If you are a lady, you have probably at one point slathered your lips in fish scales. (If you are a gentlemen, you have probably pressed your lips against those scales.) Why? Because it looks pretty. And because of physics.

To understand why fish scales were first used in makeup, we have to understand why they were used outside of makeup. In past centuries, respectable ladies may not have worn makeup, but they did wear jewelry. How frustrating then, that they often found that they could not afford jewelry. Help was on the way: Clever proto-materials scientists found that they could use fish scales to simulate pearls.

Pearls have a kind of scattered radiance to them, as if they are being lit from within. That’s because they are – especially when fake ones are made by coating ordinary beads with fish scales. The scales are made from purines, which are the things that also make up nucleic acids. The purines are arranged in a crystal that’s both flat and irregular, like the shards of a window pane. When groups of them are arranged over each other, as light hits the plane of each crystal, some light is reflected back, and some keeps going down until it hits another crystal. As light gets thrown up, in a diffuse way, from many different levels, the scales seem to emanate light from within. Slather enough layers on a bead, and it has a glowing, pearlescent quality.
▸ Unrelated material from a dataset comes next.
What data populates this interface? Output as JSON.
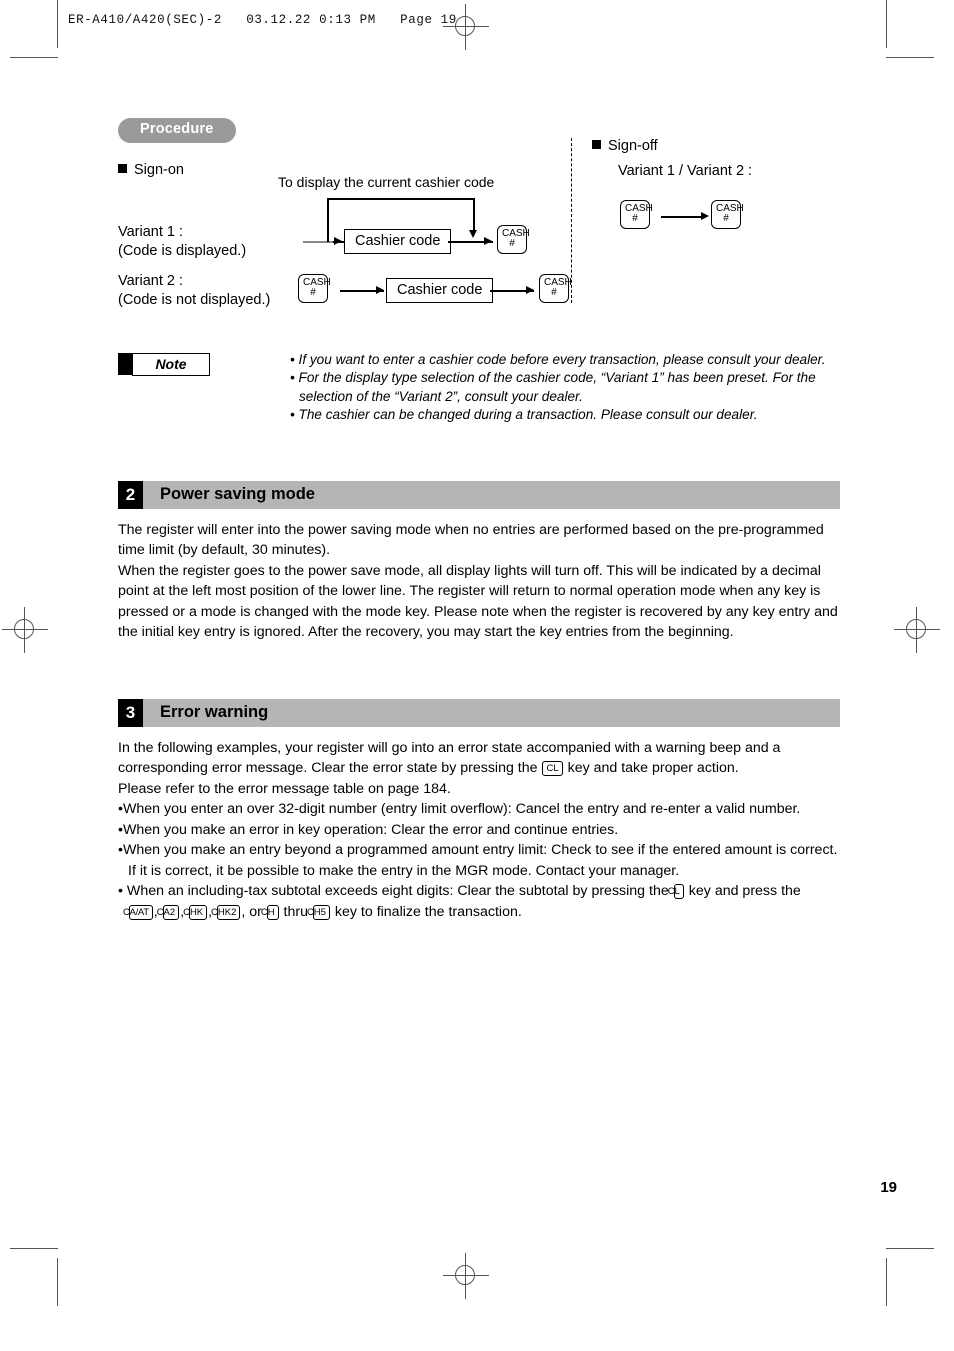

If it works on a bead, it must do the same for lipstick. Pastel, pear-like lipsticks have entered in and out over the years. The ingredient used to make them hasn’t. These crystals do the same thing they do one fake pearls (and real fish): They reflect light from many different angles and levels, making lips seem to shimmer with an inner light. Fish scales may not be a romantic ingredient, but they are available and nontoxic. Considering it wasn’t that long ago that some lipstick brands were found to be contaminated with lead, a little fish doesn’t sound that bad.